My last rant is about the lack of innovation and new plant material. Yes, it can take years and years to bring a new plant to market, but as one panelist lamented, “I’m still growing the same things I grew 40 years ago, and those are probably the same plants my father grew when he owned the business.” Shortsighted? Indeed. And who’s to blame? The industry and the colleges of agriculture and horticulture that support the industry. Or don’t.
I ran into George Bridge at the show. George is a Maryland nurseryman known for his large specimen plants and especially his boxwoods. George is essentially the boxwood man. On one large estate I managed we had installed several hundreds of thousands of dollars’ worth of large boxwoods from George. Most had to be removed two years ago due to boxwood blight. Now George, the consummate salesman, is the sole U.S. distributor for a product that he claims will stop boxwood blight in its tracks as long as it’s used “as directed.”
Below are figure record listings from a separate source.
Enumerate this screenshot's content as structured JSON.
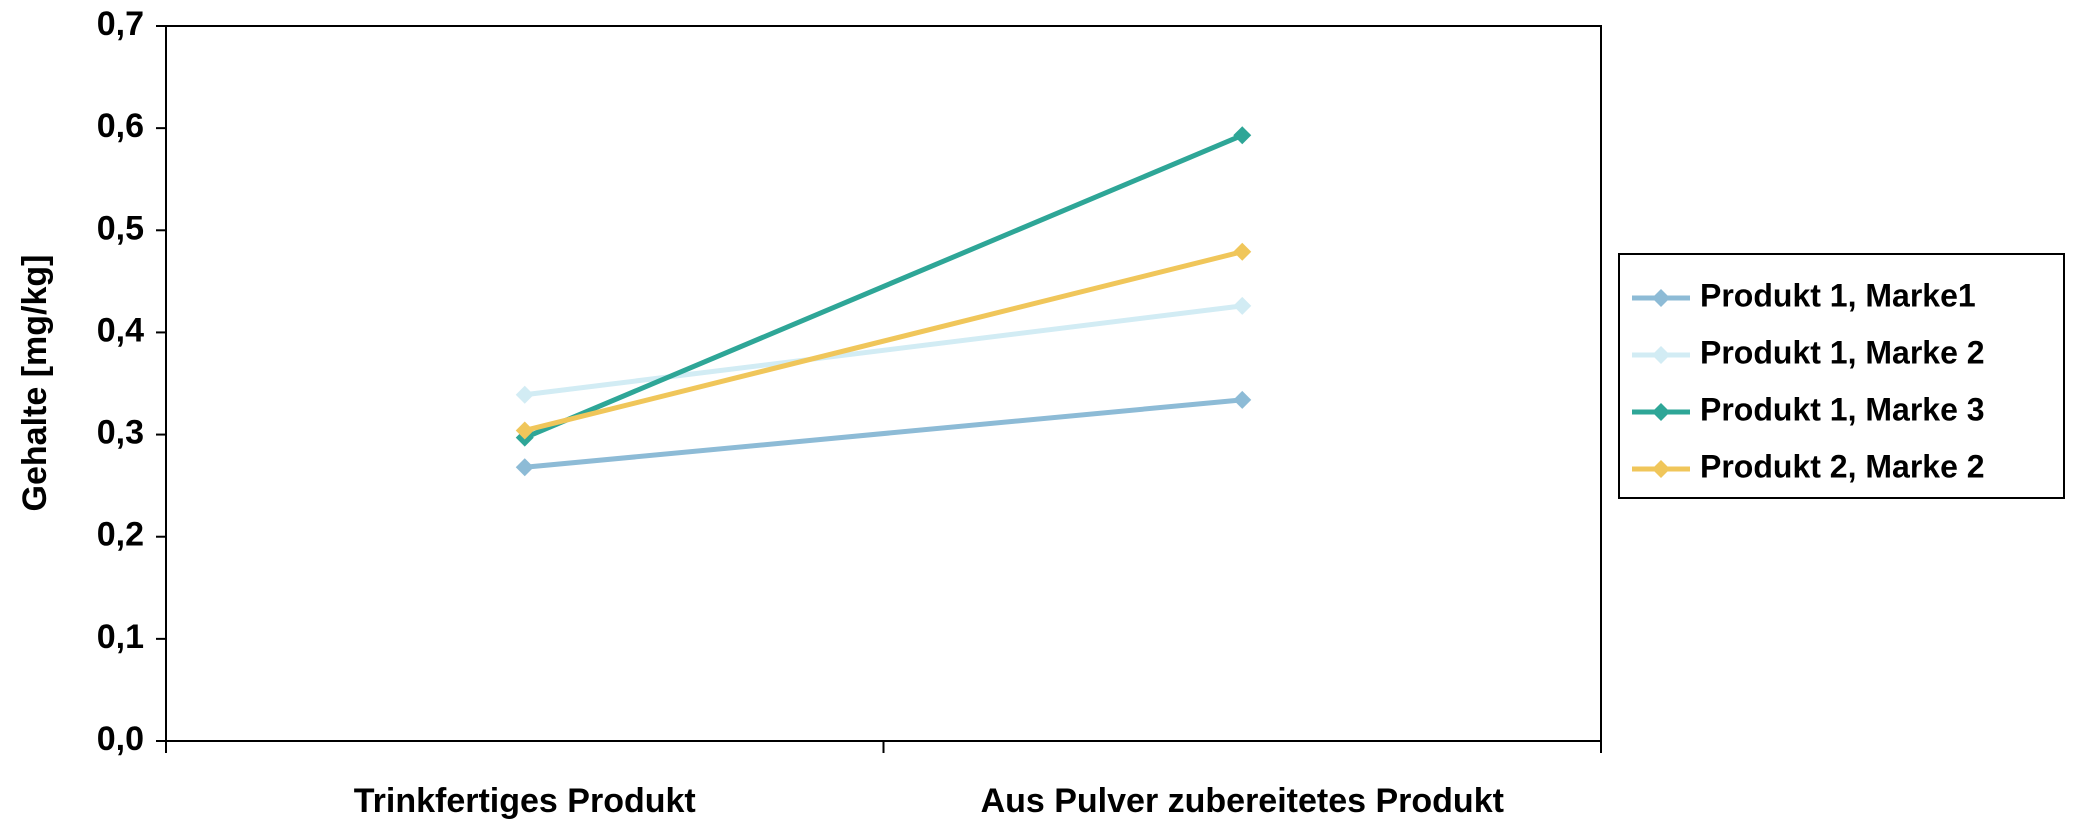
{
  "chart_data": {
    "type": "line",
    "y_label": "Gehalte [mg/kg]",
    "categories": [
      "Trinkfertiges Produkt",
      "Aus Pulver zubereitetes Produkt"
    ],
    "series": [
      {
        "name": "Produkt 1, Marke1",
        "color": "#8dbbd6",
        "values": [
          0.268,
          0.334
        ]
      },
      {
        "name": "Produkt 1, Marke 2",
        "color": "#d2ecf4",
        "values": [
          0.339,
          0.426
        ]
      },
      {
        "name": "Produkt 1, Marke 3",
        "color": "#2ea697",
        "values": [
          0.297,
          0.593
        ]
      },
      {
        "name": "Produkt 2, Marke 2",
        "color": "#f0c65a",
        "values": [
          0.304,
          0.479
        ]
      }
    ],
    "ylim": [
      0,
      0.7
    ],
    "yticks": [
      {
        "value": 0,
        "label": "0,0"
      },
      {
        "value": 0.1,
        "label": "0,1"
      },
      {
        "value": 0.2,
        "label": "0,2"
      },
      {
        "value": 0.3,
        "label": "0,3"
      },
      {
        "value": 0.4,
        "label": "0,4"
      },
      {
        "value": 0.5,
        "label": "0,5"
      },
      {
        "value": 0.6,
        "label": "0,6"
      },
      {
        "value": 0.7,
        "label": "0,7"
      }
    ],
    "grid": false,
    "legend": "right"
  }
}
The product is called Boxwood Restore and comes from Topbuxus USA (boxwoodblight.com). George has lots of testimonials for the product, and he claims it’s widely used in England with excellent success. A look at the label tells us that it’s basically a fertilizer, but George kept on alluding to a “secret sauce.” Check out the website and see what you think. Just keep in mind, though, that there is no known cure for boxwood blight, just treatments that hide or mask it. There also doesn’t seem to be any scientific trials of the product. Nonetheless, it’s much safer than the chemicals currently being used for boxwood blight, if it works.
I found three other notable products: A tall tomato cage that’s round, but folds flat. Ever try to store a dozen conical tomato cages in a shed or garage? Problem solved for about $50 for three (midwestwireworks.com). Second is a stainless steel mesh that can be used to protect plant roots and crowns from vole damage. Can’t grow hardy lilies or tulips because of voles and squirrels? This product can be your chance to fight back and succeed. It’s available in rolls for custom use or as mesh bags that buried bulbs and roots can be planted in. Check the product out here, voleking.com, but remember when using them that a plant like an Asiatic lily needs a hole to let the stalk grow though. Experiment and improvise, but this may be the trick.
Lastly, there is Bee Safe 3-in-1 Garden Spray. I’ve never used it so I can’t endorse it, but it’s got an interesting history. The guy who “invented” it claims it’s been incredibly successful in Florida where there are way more insect issues than up here. It also claims to have been university tested. It’s organic, OMRI certified and can be effective against soft-bodied insects like aphids, mites, hemlock woolly adelgid, thrips, whitefly and several types of scale. You can find it at Walmart and Home Depot or get more information at yourplantdoctor.com. Keep growing.